Como Sadler enuncia, a diferença das experiência do público de auditório para o público de ecrã é abismal. Quem presencia uma TED Talk fisicamente pode questionar o orador, pôr em causa as suas ideias, esclarecer dúvidas. Pelo contrário, quem vê o vídeo raramente vai além da ovação em pé. A mensagem é muito mais dogmática, muito mais definitiva. O perigo para a educação é precisamente este dogmatismo que só pode ser combatido pelos processos demorados (e dispendiosos) da edificação.

O discurso de David Foster Wallace também suporta estas dimensões de leitura: a de quem esteve lá e a de quem leu ou ouviu posteriormente um registo. Mas aqui destaca-se um detalhe constantemente realçado por Wallace: precisamente o facto de o autor não querer pregar qualquer tipo de mensagem ou de apresentar soluções mágicas. Wallace dá apenas sugestões e faz questão de o referir.

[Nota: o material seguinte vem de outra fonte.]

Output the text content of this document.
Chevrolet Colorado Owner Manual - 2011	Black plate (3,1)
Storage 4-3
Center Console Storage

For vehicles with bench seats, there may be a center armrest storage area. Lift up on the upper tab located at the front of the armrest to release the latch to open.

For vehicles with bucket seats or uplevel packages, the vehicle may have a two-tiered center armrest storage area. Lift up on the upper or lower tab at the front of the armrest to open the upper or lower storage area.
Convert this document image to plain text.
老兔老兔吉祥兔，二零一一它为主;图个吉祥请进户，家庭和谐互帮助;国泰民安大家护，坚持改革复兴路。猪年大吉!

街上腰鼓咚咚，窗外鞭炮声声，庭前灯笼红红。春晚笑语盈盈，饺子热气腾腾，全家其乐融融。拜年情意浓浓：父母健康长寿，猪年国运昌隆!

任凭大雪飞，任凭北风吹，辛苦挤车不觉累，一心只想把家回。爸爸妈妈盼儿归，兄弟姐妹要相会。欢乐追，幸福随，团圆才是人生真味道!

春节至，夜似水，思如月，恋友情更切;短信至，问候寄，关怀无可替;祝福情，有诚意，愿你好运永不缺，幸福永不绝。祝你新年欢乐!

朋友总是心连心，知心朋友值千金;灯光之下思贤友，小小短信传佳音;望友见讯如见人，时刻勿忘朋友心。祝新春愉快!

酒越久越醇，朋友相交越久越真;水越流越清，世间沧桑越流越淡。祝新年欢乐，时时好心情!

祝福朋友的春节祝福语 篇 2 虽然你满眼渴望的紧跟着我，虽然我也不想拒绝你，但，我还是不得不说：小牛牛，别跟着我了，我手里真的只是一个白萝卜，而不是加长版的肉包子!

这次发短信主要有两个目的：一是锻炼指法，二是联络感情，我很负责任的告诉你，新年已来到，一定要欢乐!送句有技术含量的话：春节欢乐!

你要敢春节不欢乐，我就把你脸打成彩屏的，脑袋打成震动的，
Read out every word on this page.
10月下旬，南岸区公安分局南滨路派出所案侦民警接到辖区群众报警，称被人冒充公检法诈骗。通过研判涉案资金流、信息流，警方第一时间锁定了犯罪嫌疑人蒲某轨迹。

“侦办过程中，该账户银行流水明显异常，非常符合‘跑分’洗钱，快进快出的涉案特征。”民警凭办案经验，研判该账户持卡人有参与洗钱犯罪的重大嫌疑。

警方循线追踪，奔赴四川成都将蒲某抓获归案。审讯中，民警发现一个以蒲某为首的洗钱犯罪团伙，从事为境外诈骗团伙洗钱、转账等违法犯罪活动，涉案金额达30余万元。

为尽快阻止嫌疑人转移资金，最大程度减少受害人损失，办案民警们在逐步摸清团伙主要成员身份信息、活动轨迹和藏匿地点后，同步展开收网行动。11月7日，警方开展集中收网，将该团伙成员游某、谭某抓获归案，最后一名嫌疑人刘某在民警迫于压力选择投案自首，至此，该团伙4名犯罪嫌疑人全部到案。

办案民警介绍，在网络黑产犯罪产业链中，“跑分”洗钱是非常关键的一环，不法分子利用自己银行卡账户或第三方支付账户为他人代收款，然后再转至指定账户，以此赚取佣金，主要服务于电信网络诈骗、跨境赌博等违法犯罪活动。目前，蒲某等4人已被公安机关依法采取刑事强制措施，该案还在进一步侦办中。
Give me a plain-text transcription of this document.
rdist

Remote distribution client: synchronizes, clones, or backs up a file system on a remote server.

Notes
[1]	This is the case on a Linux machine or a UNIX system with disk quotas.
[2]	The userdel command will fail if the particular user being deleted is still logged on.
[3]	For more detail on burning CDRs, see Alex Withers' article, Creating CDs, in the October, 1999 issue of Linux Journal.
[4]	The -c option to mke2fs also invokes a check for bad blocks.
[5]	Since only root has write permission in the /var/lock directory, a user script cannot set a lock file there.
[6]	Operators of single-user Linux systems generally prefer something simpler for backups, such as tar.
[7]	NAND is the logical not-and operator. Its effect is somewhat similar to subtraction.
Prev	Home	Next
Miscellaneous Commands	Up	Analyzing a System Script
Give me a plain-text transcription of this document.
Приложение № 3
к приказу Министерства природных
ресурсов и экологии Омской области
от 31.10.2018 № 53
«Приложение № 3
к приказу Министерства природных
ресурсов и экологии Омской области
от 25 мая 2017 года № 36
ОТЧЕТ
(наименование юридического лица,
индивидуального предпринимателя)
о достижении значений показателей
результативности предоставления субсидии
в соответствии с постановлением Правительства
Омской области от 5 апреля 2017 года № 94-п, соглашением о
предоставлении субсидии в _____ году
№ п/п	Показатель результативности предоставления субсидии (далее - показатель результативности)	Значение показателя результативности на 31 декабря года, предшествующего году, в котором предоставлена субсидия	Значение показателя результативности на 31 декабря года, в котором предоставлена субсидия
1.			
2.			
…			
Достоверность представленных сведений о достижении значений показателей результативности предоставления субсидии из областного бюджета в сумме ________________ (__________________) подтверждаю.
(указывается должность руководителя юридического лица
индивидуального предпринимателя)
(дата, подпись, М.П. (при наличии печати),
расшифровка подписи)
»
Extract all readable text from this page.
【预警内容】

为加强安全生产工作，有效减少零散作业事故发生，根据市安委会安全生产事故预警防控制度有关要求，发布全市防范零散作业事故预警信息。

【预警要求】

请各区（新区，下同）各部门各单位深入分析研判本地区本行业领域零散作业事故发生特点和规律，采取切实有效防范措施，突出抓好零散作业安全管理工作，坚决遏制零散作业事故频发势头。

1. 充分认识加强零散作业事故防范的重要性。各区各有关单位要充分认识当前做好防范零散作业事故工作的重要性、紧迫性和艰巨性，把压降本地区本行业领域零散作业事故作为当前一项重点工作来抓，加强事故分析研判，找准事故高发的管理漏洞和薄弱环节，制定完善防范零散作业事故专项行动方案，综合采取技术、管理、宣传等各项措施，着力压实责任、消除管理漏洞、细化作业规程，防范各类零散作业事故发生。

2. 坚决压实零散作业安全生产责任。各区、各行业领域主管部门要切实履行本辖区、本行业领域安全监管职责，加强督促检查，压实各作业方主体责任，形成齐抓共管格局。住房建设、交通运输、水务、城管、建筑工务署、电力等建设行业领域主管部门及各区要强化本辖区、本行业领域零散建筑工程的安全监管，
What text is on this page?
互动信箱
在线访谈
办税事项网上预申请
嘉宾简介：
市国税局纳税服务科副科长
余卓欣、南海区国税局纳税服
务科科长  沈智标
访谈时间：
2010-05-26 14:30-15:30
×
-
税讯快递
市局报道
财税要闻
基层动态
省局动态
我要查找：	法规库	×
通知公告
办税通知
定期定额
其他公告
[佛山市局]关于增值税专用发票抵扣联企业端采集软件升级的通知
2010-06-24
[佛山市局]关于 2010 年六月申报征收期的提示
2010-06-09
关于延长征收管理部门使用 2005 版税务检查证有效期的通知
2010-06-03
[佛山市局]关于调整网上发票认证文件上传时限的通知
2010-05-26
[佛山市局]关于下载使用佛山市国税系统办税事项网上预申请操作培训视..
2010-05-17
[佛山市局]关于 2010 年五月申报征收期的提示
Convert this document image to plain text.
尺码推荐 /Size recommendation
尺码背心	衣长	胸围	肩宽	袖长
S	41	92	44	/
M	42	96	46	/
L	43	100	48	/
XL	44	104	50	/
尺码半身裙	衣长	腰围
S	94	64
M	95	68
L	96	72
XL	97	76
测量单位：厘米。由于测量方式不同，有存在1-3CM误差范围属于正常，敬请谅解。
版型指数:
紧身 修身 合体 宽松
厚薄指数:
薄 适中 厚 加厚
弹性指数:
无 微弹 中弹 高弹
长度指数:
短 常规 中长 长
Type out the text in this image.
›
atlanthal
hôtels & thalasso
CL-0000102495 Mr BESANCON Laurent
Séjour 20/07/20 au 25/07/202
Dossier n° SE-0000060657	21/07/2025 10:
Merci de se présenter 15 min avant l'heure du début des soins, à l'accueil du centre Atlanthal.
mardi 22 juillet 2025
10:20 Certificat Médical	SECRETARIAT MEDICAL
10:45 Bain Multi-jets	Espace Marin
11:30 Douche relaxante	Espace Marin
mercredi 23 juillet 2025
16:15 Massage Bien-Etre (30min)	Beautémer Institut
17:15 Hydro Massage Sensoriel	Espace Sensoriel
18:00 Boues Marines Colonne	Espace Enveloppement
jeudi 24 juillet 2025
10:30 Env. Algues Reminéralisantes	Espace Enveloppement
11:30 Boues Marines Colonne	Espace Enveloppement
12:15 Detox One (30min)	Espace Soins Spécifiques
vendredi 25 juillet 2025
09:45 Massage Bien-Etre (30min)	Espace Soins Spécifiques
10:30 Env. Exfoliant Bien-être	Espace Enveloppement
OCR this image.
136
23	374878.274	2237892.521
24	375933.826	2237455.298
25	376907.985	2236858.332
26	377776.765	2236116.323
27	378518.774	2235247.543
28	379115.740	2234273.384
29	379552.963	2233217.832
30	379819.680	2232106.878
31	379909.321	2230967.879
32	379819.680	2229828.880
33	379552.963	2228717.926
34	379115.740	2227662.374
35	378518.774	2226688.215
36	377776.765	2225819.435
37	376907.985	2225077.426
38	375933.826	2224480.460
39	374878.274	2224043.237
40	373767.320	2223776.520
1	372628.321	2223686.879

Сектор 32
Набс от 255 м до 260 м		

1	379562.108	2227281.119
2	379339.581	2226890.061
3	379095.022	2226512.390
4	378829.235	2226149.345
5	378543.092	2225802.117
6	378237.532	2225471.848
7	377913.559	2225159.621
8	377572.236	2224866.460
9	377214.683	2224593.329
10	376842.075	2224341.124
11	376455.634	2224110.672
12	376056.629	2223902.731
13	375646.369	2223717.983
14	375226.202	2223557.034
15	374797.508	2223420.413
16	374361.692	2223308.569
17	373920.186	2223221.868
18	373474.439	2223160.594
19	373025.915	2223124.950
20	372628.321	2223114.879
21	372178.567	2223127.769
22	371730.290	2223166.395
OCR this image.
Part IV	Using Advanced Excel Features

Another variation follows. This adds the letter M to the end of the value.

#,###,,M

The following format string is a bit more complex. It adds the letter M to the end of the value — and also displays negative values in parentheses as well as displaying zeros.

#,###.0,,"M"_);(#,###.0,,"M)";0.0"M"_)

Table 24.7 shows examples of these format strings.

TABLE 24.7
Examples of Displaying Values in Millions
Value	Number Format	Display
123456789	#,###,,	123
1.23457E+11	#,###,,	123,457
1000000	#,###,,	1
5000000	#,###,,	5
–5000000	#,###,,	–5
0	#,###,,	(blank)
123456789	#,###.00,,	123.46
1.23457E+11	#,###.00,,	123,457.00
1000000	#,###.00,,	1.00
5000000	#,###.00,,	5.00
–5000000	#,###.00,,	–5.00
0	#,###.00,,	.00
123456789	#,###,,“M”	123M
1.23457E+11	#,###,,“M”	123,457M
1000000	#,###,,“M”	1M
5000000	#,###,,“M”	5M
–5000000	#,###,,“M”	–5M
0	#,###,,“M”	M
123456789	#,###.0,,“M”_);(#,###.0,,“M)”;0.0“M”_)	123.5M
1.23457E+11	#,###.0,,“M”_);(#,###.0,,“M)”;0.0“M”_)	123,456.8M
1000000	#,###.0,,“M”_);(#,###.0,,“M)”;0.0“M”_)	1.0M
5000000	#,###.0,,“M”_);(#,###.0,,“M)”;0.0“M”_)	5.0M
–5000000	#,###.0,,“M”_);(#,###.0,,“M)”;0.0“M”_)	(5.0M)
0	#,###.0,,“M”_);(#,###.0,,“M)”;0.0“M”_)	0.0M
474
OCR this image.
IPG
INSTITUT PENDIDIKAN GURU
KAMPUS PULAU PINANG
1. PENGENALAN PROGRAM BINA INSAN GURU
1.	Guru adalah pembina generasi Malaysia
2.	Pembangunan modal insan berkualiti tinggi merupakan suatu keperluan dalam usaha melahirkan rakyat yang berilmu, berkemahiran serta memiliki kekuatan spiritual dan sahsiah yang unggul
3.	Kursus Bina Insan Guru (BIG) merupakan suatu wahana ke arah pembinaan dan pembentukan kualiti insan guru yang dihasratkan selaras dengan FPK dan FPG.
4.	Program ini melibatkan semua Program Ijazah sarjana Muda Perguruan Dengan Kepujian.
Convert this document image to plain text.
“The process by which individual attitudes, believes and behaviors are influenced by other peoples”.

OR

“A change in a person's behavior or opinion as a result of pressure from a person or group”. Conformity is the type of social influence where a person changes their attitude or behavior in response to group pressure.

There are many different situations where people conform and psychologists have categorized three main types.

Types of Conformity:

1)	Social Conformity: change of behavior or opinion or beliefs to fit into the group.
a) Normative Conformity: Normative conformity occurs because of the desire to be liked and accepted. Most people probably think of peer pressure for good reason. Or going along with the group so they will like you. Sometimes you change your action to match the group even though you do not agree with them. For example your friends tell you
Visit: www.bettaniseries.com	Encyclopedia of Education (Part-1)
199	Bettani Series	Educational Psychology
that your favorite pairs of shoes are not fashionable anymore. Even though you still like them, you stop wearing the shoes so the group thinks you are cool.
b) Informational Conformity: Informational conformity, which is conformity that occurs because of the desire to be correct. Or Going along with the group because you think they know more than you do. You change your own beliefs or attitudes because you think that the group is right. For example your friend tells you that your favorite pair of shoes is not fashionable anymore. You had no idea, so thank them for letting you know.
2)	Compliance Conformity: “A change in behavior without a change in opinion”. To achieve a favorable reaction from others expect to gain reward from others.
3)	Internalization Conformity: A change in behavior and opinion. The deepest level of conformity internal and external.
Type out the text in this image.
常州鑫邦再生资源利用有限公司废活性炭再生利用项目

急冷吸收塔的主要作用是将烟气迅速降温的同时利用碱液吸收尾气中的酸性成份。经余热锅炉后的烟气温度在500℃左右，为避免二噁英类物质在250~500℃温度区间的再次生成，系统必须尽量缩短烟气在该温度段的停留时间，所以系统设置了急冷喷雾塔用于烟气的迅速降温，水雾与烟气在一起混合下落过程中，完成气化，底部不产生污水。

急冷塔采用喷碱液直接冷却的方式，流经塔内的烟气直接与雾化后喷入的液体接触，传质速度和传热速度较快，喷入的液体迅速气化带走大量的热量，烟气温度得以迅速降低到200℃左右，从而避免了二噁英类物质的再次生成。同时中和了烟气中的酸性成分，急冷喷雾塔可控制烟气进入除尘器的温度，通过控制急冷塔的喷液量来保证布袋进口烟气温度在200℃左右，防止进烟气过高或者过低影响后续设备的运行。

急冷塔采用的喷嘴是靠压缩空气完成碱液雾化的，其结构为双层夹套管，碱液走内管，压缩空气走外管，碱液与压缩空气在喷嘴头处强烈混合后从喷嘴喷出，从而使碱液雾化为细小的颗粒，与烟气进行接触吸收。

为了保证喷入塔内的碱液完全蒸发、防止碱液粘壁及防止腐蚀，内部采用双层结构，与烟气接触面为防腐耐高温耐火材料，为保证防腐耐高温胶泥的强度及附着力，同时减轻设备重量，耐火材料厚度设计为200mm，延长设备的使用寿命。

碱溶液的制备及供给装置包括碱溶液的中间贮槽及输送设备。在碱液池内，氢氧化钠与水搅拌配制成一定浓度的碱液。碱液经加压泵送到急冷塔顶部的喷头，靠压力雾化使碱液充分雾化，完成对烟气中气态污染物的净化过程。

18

Vemos que a forma do discurso, ou o modelo que este segue, pode transfigurar a própria mensagem transmitida. Até aqui nada de novo. O que é importante reter é o papel da crítica subversiva que Wallace faz ao discurso de final de curso como modelo, e perceber que esse jogo de distanciamento face ao mesmo é uma ferramenta essencial para desmontar o pensamento por defeito identificado pelo orador.